On the technical side, Blue Underground has presented The Crazies in what they claim to be 1.66:1 anamorphic widescreen. The actual framing appears to be tighter, but compositions don't seem to suffer for it and overall looks pretty good. The transfer is utilitarian, but is such a drastic improvement over all previous fuzzy home video releases that I've seen that it is difficult to be disappointed. Colors are well represented and blacks are nice and deep, although the limitations of the source materials are present (dirt, grain, etc.). Compression overall is good, with no distracting artifacts and a very fine grain which is evident throughout and was actually much more subdued than I was expecting to see. Overall, it's a nice film-like transfer, which is far from perfect, but pleasing nonetheless. The sound option is a thick mono, representative of a low budget film of its day. For the most part, voices are clear, but they do get muddled when there is a lot going on. But it's nothing to get too excited about.
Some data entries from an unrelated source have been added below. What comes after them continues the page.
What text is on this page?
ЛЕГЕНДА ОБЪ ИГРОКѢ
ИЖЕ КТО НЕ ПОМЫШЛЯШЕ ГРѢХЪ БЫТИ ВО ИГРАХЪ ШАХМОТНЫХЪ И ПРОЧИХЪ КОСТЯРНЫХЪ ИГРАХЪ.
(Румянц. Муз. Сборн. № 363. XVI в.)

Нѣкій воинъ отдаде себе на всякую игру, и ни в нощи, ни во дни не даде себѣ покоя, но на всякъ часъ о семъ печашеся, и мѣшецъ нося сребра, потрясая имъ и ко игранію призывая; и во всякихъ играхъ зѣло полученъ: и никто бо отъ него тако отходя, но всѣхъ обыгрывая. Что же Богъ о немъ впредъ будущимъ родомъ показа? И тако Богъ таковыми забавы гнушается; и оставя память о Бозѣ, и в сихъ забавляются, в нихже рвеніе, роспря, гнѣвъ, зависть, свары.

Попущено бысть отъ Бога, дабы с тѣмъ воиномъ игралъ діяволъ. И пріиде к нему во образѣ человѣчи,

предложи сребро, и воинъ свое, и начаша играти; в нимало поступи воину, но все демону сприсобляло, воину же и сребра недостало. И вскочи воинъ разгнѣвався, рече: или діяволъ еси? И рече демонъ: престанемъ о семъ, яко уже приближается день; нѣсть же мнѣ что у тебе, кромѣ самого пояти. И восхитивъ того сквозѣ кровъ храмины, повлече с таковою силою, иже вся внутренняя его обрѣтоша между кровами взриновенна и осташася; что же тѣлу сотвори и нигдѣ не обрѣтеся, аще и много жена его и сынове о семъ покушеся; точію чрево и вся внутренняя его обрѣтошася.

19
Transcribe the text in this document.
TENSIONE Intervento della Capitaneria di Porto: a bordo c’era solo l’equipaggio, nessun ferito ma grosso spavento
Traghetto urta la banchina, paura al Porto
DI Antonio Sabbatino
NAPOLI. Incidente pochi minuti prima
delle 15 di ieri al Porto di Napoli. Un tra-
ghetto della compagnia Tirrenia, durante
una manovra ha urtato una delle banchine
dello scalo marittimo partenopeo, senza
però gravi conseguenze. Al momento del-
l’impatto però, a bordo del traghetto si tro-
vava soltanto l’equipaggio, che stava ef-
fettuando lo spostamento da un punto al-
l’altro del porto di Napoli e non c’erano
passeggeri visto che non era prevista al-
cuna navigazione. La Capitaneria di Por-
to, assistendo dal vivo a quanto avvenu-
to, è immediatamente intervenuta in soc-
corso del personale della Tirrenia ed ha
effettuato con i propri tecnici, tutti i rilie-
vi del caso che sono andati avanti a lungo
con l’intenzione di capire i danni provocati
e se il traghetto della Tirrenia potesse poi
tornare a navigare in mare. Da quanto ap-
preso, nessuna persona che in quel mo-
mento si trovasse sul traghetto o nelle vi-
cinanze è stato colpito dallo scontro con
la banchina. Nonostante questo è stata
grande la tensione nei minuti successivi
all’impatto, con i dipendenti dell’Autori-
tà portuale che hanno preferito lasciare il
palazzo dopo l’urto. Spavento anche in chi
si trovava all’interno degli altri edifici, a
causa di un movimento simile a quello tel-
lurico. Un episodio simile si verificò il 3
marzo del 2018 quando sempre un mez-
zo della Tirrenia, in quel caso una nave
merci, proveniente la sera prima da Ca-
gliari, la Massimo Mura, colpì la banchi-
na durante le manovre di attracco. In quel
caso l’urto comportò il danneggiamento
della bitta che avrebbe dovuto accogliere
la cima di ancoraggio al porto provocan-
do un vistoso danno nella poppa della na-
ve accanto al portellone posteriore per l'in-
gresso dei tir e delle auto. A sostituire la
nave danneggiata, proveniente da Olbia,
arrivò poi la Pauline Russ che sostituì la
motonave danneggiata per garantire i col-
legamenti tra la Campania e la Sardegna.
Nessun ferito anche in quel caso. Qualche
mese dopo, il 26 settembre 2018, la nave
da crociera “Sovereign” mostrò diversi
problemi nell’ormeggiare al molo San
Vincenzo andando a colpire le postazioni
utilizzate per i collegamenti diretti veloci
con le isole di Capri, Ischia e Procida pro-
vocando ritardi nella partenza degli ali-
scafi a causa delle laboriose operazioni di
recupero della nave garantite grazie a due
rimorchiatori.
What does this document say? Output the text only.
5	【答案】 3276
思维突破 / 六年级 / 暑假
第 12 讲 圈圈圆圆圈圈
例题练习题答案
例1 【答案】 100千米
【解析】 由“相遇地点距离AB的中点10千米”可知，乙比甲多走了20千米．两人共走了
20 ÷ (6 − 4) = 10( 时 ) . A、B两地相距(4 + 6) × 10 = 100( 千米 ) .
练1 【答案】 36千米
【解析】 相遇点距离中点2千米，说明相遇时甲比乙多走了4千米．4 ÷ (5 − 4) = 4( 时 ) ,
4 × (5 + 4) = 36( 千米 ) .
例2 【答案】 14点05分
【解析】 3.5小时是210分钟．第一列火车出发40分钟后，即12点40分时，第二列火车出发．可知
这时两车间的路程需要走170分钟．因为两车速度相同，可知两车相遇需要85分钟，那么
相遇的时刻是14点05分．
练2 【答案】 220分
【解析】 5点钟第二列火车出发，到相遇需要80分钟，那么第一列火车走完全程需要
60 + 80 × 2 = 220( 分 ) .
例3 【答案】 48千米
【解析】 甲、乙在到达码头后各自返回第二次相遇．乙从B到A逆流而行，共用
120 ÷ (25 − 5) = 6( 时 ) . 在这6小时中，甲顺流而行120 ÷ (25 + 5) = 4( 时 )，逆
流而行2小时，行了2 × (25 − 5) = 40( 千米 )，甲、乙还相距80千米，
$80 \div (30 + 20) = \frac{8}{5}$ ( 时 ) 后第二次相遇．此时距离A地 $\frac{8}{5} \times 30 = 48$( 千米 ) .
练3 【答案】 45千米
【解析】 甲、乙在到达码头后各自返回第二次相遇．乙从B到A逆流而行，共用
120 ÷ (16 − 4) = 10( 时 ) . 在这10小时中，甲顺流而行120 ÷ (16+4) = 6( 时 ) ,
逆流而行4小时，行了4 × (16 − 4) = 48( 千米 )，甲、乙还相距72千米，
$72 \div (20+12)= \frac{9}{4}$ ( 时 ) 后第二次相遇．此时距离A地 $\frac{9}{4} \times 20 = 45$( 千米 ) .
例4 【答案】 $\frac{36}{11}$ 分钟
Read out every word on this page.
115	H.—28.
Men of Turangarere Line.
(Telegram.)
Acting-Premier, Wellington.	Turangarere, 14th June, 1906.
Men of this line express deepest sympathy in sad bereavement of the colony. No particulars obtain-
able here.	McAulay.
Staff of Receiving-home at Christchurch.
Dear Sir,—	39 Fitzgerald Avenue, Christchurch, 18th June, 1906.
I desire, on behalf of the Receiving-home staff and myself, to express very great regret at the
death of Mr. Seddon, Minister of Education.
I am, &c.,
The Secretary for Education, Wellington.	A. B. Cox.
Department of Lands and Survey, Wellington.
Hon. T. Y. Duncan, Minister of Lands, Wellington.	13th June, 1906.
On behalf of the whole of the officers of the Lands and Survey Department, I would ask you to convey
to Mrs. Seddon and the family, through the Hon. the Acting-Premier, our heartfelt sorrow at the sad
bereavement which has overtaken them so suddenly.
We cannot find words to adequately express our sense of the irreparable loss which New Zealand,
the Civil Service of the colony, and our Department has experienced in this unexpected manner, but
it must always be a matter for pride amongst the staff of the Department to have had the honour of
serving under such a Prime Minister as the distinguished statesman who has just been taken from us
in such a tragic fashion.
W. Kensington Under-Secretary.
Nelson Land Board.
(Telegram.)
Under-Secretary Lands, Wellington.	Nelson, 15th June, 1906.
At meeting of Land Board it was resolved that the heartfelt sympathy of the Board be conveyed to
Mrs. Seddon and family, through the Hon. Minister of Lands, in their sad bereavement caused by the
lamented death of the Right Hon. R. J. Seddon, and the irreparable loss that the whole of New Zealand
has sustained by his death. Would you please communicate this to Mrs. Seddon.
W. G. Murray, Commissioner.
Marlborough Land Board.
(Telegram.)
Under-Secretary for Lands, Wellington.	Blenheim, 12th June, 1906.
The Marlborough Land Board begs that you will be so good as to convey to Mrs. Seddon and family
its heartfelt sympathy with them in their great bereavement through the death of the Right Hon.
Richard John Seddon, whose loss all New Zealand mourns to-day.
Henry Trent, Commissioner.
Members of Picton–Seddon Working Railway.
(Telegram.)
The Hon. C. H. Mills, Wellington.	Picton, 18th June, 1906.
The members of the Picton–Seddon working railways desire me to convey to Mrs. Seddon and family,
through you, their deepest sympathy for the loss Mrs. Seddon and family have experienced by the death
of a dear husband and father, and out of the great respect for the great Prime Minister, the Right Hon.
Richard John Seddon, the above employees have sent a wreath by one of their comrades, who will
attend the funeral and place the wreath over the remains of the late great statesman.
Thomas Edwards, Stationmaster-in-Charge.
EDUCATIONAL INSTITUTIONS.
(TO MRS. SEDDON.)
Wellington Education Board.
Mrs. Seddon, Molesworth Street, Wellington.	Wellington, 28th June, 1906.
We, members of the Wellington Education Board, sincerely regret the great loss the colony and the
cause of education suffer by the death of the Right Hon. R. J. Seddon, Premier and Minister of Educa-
The extras, while slim, are a nice addition to the package. First up is a commentary track with George Romero interviewed by Blue Underground's Bill Lustig. The two seem very comfortable and jovial with one another and provide a well-balanced and informative track covering both technical details and behind the scenes anecdotes, definitely shouldn't be missed. Next up is a short featurette titled The Cult Film Legacy of Lynne Lowry, which is light, yet still entertaining interview with one of the film's stars, who appeared in a series of low budget films in the late 60's early 70's (including Radley Metzger's Score and David Cronenberg's Shivers). Rounding out the extras are a pair of anamorphicaly enhanced trailers, a couple of TV spots, an impressive stills gallery containing over 200 images, and a George Romero bio, which is surprisingly lengthy.

In the end, it is a nice package of a film that has been overlooked for too long, and aged incredibly well. It is certainly not the prettiest disc on the block, but it's probably the best this film is going to look and sound barring a pricey, and unlikely at this point, restoration.